会議終了後インタビューに応えてくれた丸森、後藤の両氏は、今回の会議の感想を原発、原子力、福島事故という問題にバンクーバーで関心と知識を持っている人が多いことに驚いたと語り、これを日本で報告することによって、日本での意識もよりいい方向に向いてくれることを期待していると語った。
今後の活動については、丸森氏は、低線量被ばくの影響を研究調査する第三者機関を作りたいと語り、専門家と一般市民とがかかわることによって、より強いネットワークづくりを進め、国際放射線防護委員会や国際原子力機関に匹敵する機関を構築したいと語った。

今回の会議では、学術研究者や専門家がそれぞれの分野から発表し、「原子力」について多角的に考察された。福島で起きた原子力発電所事故を基準に議論された会議だが、いつどこで同じ事故が起きても不思議ではない。そしてカナダ国内に目を転じるとカナダも全国の電力量の約15パーセントを原子力でまかなっている。カナダ原子力協会によると、原子炉は全国で20基あり、18基がオンタリオ州、ケベック州とニューブランスウィック州に1基ずつ建設されている。福島原発事故以後、安全性が強化されたが、福島の事故は100パーセントな安全はあり得ないことを証明した。
会議では最後にこの問題は国際的な注目が必要で、さらに情報交換などを行っていく必要があることを確認した。

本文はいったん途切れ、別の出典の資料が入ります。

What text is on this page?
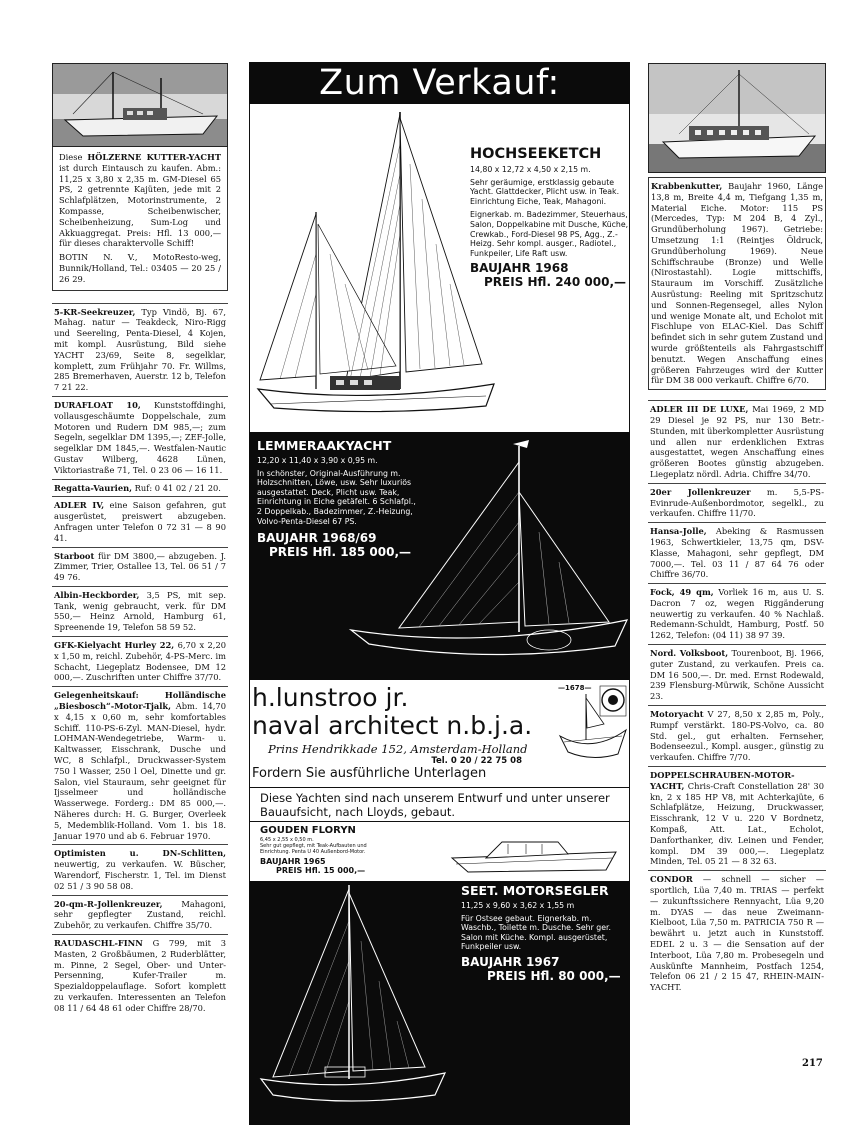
Diese HÖLZERNE KUTTER-YACHT ist durch Eintausch zu kaufen. Abm.: 11,25 x 3,80 x 2,35 m. GM-Diesel 65 PS, 2 getrennte Kajüten, jede mit 2 Schlafplätzen, Motorinstrumente, 2 Kompasse, Scheibenwischer, Scheibenheizung, Sum-Log und Akkuaggregat. Preis: Hfl. 13 000,— für dieses charaktervolle Schiff!
BOTIN N. V., MotoResto-weg, Bunnik/Holland, Tel.: 03405 — 20 25 / 26 29.
5-KR-Seekreuzer, Typ Vindö, Bj. 67, Mahag. natur — Teakdeck, Niro-Rigg und Seereling, Penta-Diesel, 4 Kojen, mit kompl. Ausrüstung, Bild siehe YACHT 23/69, Seite 8, segelklar, komplett, zum Frühjahr 70. Fr. Willms, 285 Bremerhaven, Auerstr. 12 b, Telefon 7 21 22.
DURAFLOAT 10, Kunststoffdinghi, vollausgeschäumte Doppelschale, zum Motoren und Rudern DM 985,—; zum Segeln, segelklar DM 1395,—; ZEF-Jolle, segelklar DM 1845,—. Westfalen-Nautic Gustav Wilberg, 4628 Lünen, Viktoriastraße 71, Tel. 0 23 06 — 16 11.
Regatta-Vaurien, Ruf: 0 41 02 / 21 20.
ADLER IV, eine Saison gefahren, gut ausgerüstet, preiswert abzugeben. Anfragen unter Telefon 0 72 31 — 8 90 41.
Starboot für DM 3800,— abzugeben. J. Zimmer, Trier, Ostallee 13, Tel. 06 51 / 7 49 76.
Albin-Heckborder, 3,5 PS, mit sep. Tank, wenig gebraucht, verk. für DM 550,— Heinz Arnold, Hamburg 61, Spreenende 19, Telefon 58 59 52.
GFK-Kielyacht Hurley 22, 6,70 x 2,20 x 1,50 m, reichl. Zubehör, 4-PS-Merc. im Schacht, Liegeplatz Bodensee, DM 12 000,—. Zuschriften unter Chiffre 37/70.
Gelegenheitskauf: Holländische „Biesbosch“-Motor-Tjalk, Abm. 14,70 x 4,15 x 0,60 m, sehr komfortables Schiff. 110-PS-6-Zyl. MAN-Diesel, hydr. LOHMAN-Wendegetriebe, Warm- u. Kaltwasser, Eisschrank, Dusche und WC, 8 Schlafpl., Druckwasser-System 750 l Wasser, 250 l Oel, Dinette und gr. Salon, viel Stauraum, sehr geeignet für Ijsselmeer und holländische Wasserwege. Forderg.: DM 85 000,—. Näheres durch: H. G. Burger, Overleek 5, Medemblik-Holland. Vom 1. bis 18. Januar 1970 und ab 6. Februar 1970.
Optimisten u. DN-Schlitten, neuwertig, zu verkaufen. W. Büscher, Warendorf, Fischerstr. 1, Tel. im Dienst 02 51 / 3 90 58 08.
20-qm-R-Jollenkreuzer, Mahagoni, sehr gepflegter Zustand, reichl. Zubehör, zu verkaufen. Chiffre 35/70.
RAUDASCHL-FINN G 799, mit 3 Masten, 2 Großbäumen, 2 Ruderblätter, m. Pinne, 2 Segel, Ober- und Unter-Persenning, Kufer-Trailer m. Spezialdoppelauflage. Sofort komplett zu verkaufen. Interessenten an Telefon 08 11 / 64 48 61 oder Chiffre 28/70.
Zum Verkauf:
HOCHSEEKETCH
14,80 x 12,72 x 4,50 x 2,15 m.
Sehr geräumige, erstklassig gebaute Yacht. Glattdecker, Plicht usw. in Teak. Einrichtung Eiche, Teak, Mahagoni.
Eignerkab. m. Badezimmer, Steuerhaus, Salon, Doppelkabine mit Dusche, Küche, Crewkab., Ford-Diesel 98 PS, Agg., Z.-Heizg. Sehr kompl. ausger., Radiotel., Funkpeiler, Life Raft usw.
BAUJAHR 1968
PREIS Hfl. 240 000,—
LEMMERAAKYACHT
12,20 x 11,40 x 3,90 x 0,95 m.
In schönster, Original-Ausführung m. Holzschnitten, Löwe, usw. Sehr luxuriös ausgestattet. Deck, Plicht usw. Teak, Einrichtung in Eiche getäfelt. 6 Schlafpl., 2 Doppelkab., Badezimmer, Z.-Heizung, Volvo-Penta-Diesel 67 PS.
BAUJAHR 1968/69
PREIS Hfl. 185 000,—
h.lunstroo jr.
naval architect n.b.j.a.
Prins Hendrikkade 152, Amsterdam-Holland
Tel. 0 20 / 22 75 08
Fordern Sie ausführliche Unterlagen
—1678—
Diese Yachten sind nach unserem Entwurf und unter unserer Bauaufsicht, nach Lloyds, gebaut.
GOUDEN FLORYN
6,45 x 2,55 x 0,50 m.
Sehr gut gepflegt, mit Teak-Aufbauten und Einrichtung. Penta U 40 Außenbord-Motor.
BAUJAHR 1965
PREIS Hfl. 15 000,—
SEET. MOTORSEGLER
11,25 x 9,60 x 3,62 x 1,55 m
Für Ostsee gebaut. Eignerkab. m. Waschb., Toilette m. Dusche. Sehr ger. Salon mit Küche. Kompl. ausgerüstet, Funkpeiler usw.
BAUJAHR 1967
PREIS Hfl. 80 000,—
Krabbenkutter, Baujahr 1960, Länge 13,8 m, Breite 4,4 m, Tiefgang 1,35 m, Material Eiche. Motor: 115 PS (Mercedes, Typ: M 204 B, 4 Zyl., Grundüberholung 1967). Getriebe: Umsetzung 1:1 (Reintjes Öldruck, Grundüberholung 1969). Neue Schiffschraube (Bronze) und Welle (Nirostastahl). Logie mittschiffs, Stauraum im Vorschiff. Zusätzliche Ausrüstung: Reeling mit Spritzschutz und Sonnen-Regensegel, alles Nylon und wenige Monate alt, und Echolot mit Fischlupe von ELAC-Kiel. Das Schiff befindet sich in sehr gutem Zustand und wurde größtenteils als Fahrgastschiff benutzt. Wegen Anschaffung eines größeren Fahrzeuges wird der Kutter für DM 38 000 verkauft. Chiffre 6/70.
ADLER III DE LUXE, Mai 1969, 2 MD 29 Diesel je 92 PS, nur 130 Betr.-Stunden, mit überkompletter Ausrüstung und allen nur erdenklichen Extras ausgestattet, wegen Anschaffung eines größeren Bootes günstig abzugeben. Liegeplatz nördl. Adria. Chiffre 34/70.
20er Jollenkreuzer m. 5,5-PS-Evinrude-Außenbordmotor, segelkl., zu verkaufen. Chiffre 11/70.
Hansa-Jolle, Abeking & Rasmussen 1963, Schwertkieler, 13,75 qm, DSV-Klasse, Mahagoni, sehr gepflegt, DM 7000,—. Tel. 03 11 / 87 64 76 oder Chiffre 36/70.
Fock, 49 qm, Vorliek 16 m, aus U. S. Dacron 7 oz, wegen Riggänderung neuwertig zu verkaufen. 40 % Nachlaß. Redemann-Schuldt, Hamburg, Postf. 50 1262, Telefon: (04 11) 38 97 39.
Nord. Volksboot, Tourenboot, Bj. 1966, guter Zustand, zu verkaufen. Preis ca. DM 16 500,—. Dr. med. Ernst Rodewald, 239 Flensburg-Mürwik, Schöne Aussicht 23.
Motoryacht V 27, 8,50 x 2,85 m, Poly., Rumpf verstärkt. 180-PS-Volvo, ca. 80 Std. gel., gut erhalten. Fernseher, Bodenseezul., Kompl. ausger., günstig zu verkaufen. Chiffre 7/70.
DOPPELSCHRAUBEN-MOTOR-YACHT, Chris-Craft Constellation 28' 30 kn, 2 x 185 HP V8, mit Achterkajüte, 6 Schlafplätze, Heizung, Druckwasser, Eisschrank, 12 V u. 220 V Bordnetz, Kompaß, Att. Lat., Echolot, Danforthanker, div. Leinen und Fender, kompl. DM 39 000,—. Liegeplatz Minden, Tel. 05 21 — 8 32 63.
CONDOR — schnell — sicher — sportlich, Lüa 7,40 m. TRIAS — perfekt — zukunftssichere Rennyacht, Lüa 9,20 m. DYAS — das neue Zweimann-Kielboot, Lüa 7,50 m. PATRICIA 750 R — bewährt u. jetzt auch in Kunststoff. EDEL 2 u. 3 — die Sensation auf der Interboot, Lüa 7,80 m. Probesegeln und Auskünfte Mannheim, Postfach 1254, Telefon 06 21 / 2 15 47, RHEIN-MAIN-YACHT.
217
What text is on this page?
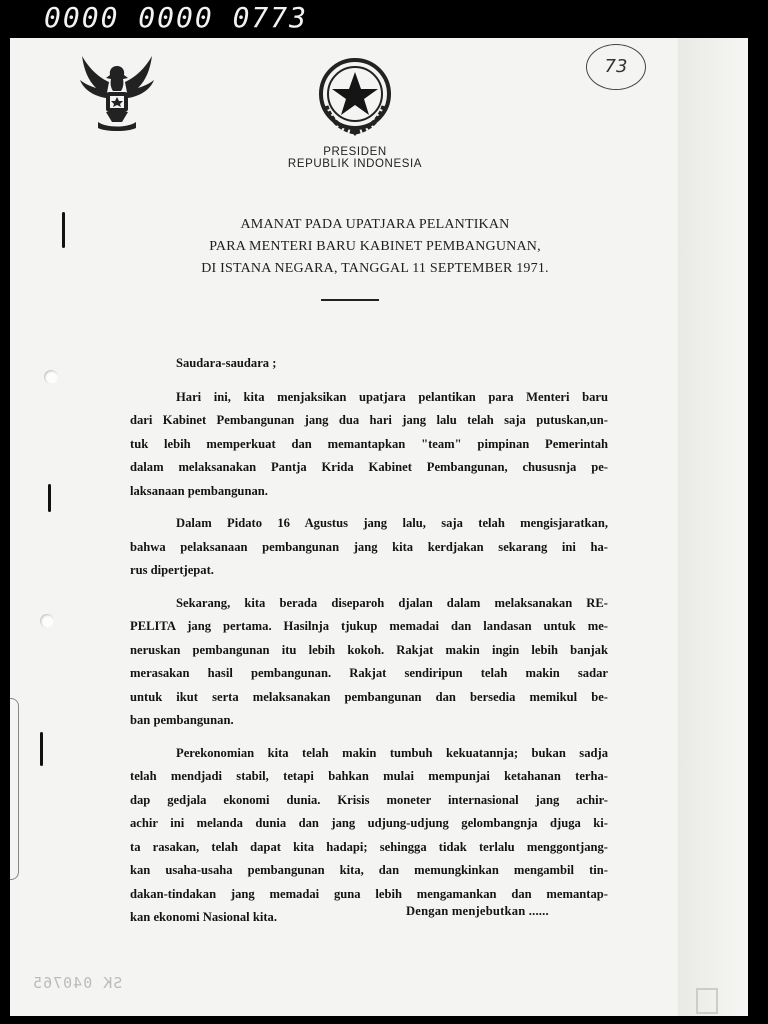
0000 0000 0773
73
PRESIDEN
REPUBLIK INDONESIA
AMANAT PADA UPATJARA PELANTIKAN
PARA MENTERI BARU KABINET PEMBANGUNAN,
DI ISTANA NEGARA, TANGGAL 11 SEPTEMBER 1971.
Saudara-saudara ;
Hari ini, kita menjaksikan upatjara pelantikan para Menteri baru
dari Kabinet Pembangunan jang dua hari jang lalu telah saja putuskan,un-
tuk lebih memperkuat dan memantapkan "team" pimpinan Pemerintah
dalam melaksanakan Pantja Krida Kabinet Pembangunan, chususnja pe-
laksanaan pembangunan.
Dalam Pidato 16 Agustus jang lalu, saja telah mengisjaratkan,
bahwa pelaksanaan pembangunan jang kita kerdjakan sekarang ini ha-
rus dipertjepat.
Sekarang, kita berada diseparoh djalan dalam melaksanakan RE-
PELITA jang pertama. Hasilnja tjukup memadai dan landasan untuk me-
neruskan pembangunan itu lebih kokoh. Rakjat makin ingin lebih banjak
merasakan hasil pembangunan. Rakjat sendiripun telah makin sadar
untuk ikut serta melaksanakan pembangunan dan bersedia memikul be-
ban pembangunan.
Perekonomian kita telah makin tumbuh kekuatannja; bukan sadja
telah mendjadi stabil, tetapi bahkan mulai mempunjai ketahanan terha-
dap gedjala ekonomi dunia. Krisis moneter internasional jang achir-
achir ini melanda dunia dan jang udjung-udjung gelombangnja djuga ki-
ta rasakan, telah dapat kita hadapi; sehingga tidak terlalu menggontjang-
kan usaha-usaha pembangunan kita, dan memungkinkan mengambil tin-
dakan-tindakan jang memadai guna lebih mengamankan dan memantap-
kan ekonomi Nasional kita.	Dengan menjebutkan ......
SK 040765
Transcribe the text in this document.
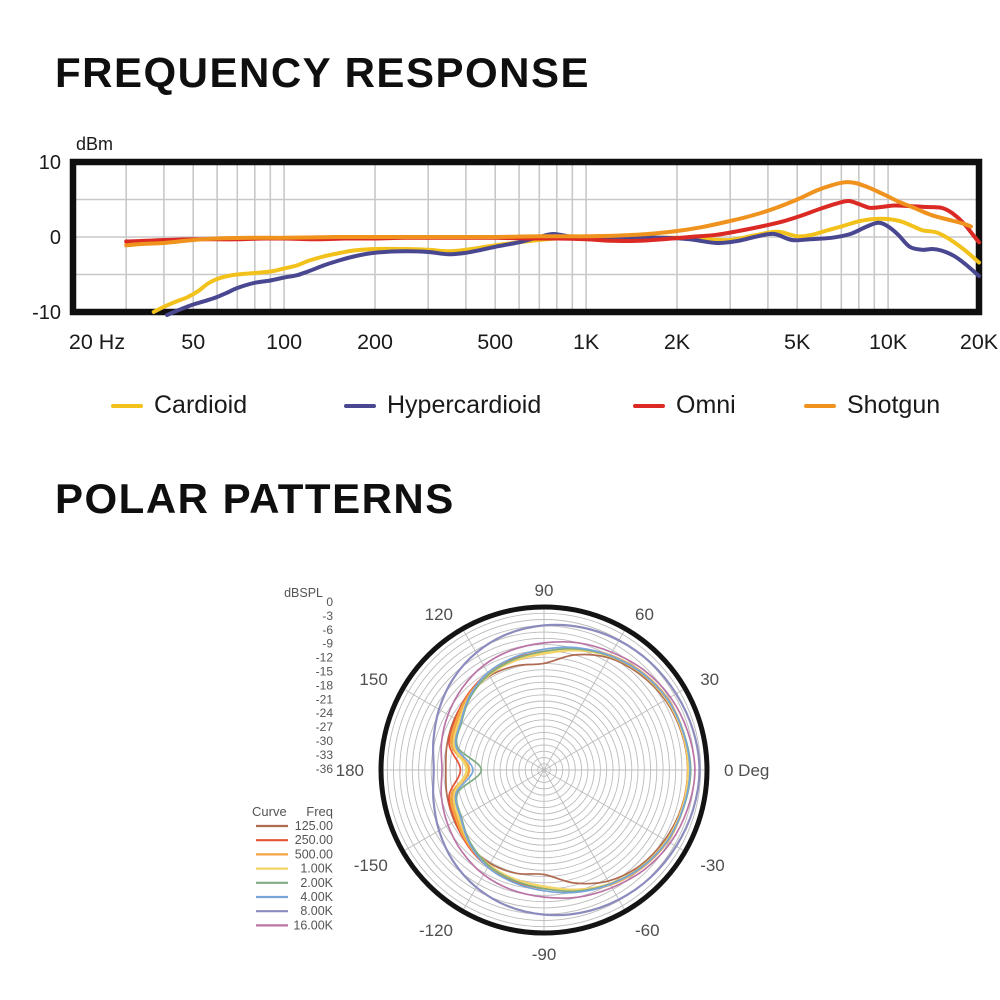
FREQUENCY RESPONSE
dBm
10
0
-10
20 Hz	50	100	200	500	1K	2K	5K	10K 20K
Cardioid	Hypercardioid	Omni	Shotgun
POLAR PATTERNS
90
60
30
0 Deg
-30
-60
-90
-120
-150
180
150
120
dBSPL
0
-3
-6
-9
-12
-15
-18
-21
-24
-27
-30
-33
-36
Curve Freq
125.00
250.00
500.00
1.00K
2.00K
4.00K
8.00K
16.00K
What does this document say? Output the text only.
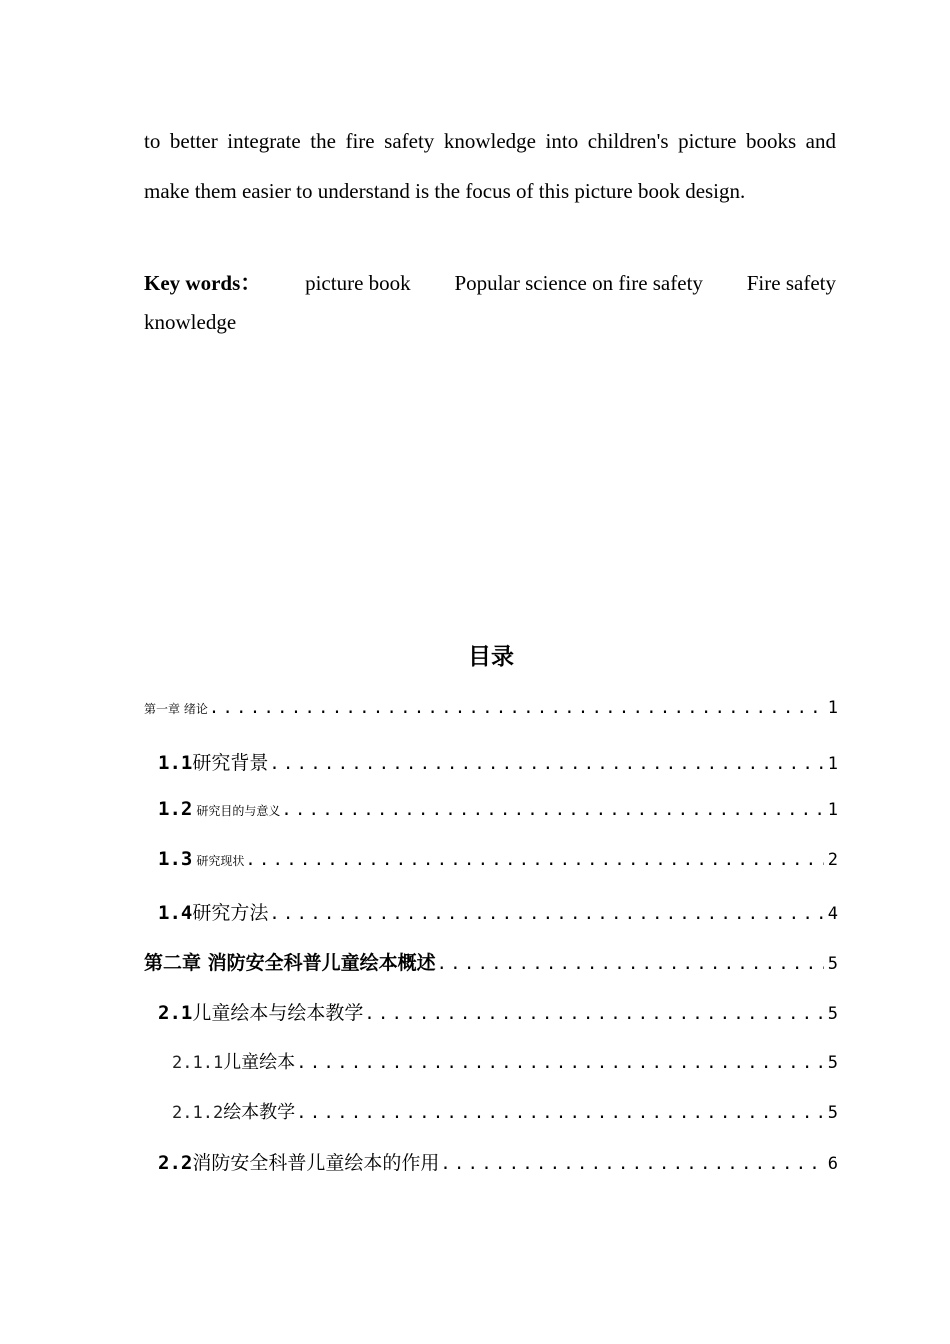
to better integrate the fire safety knowledge into children's picture books and
make them easier to understand is the focus of this picture book design.
Key words： picture book Popular science on fire safety Fire safety
knowledge
目录
第一章 绪论 . . .	1
1.1 研究背景 . . .	1
1.2 研究目的与意义 . . .	1
1.3 研究现状 . . .	2
1.4 研究方法 . . .	4
第二章 消防安全科普儿童绘本概述 . . .	5
2.1 儿童绘本与绘本教学 . . .	5
2.1.1 儿童绘本 . . .	5
2.1.2 绘本教学 . . .	5
2.2 消防安全科普儿童绘本的作用 . . .	6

ドキュメンタリーフィルム「Surviving Japan」

3月11日の前夜、ドキュメンタリーフィルム「Surviving Japan」の上映会が行われた。シアトル在住のクリス・ノーランド氏監督作品。東日本大震災が発生した当時、東京に滞在していたノーランド氏は、自らの体験と、そこから生じたさまざまな疑問の回答を得ていく過程の半年間を映像に収めている。
自らボランティアとしてがれきの撤去作業に参加し、避難所や仮設住宅で生活している被災者との交流を映し出す。時々垣間みられる被災者の本音が生々しく、痛々しい。
鑑賞後、映画タイトルには、人々が日本でどう生きていくのかという期待と、日本がどう生き抜いていくのかという問いかけが込められているような気がした。
映画内ではオノヨウコ氏が曲を提供している。一般公開に向け資金集めをしている段階だが、ウェブサイトから少しだけ視聴できる。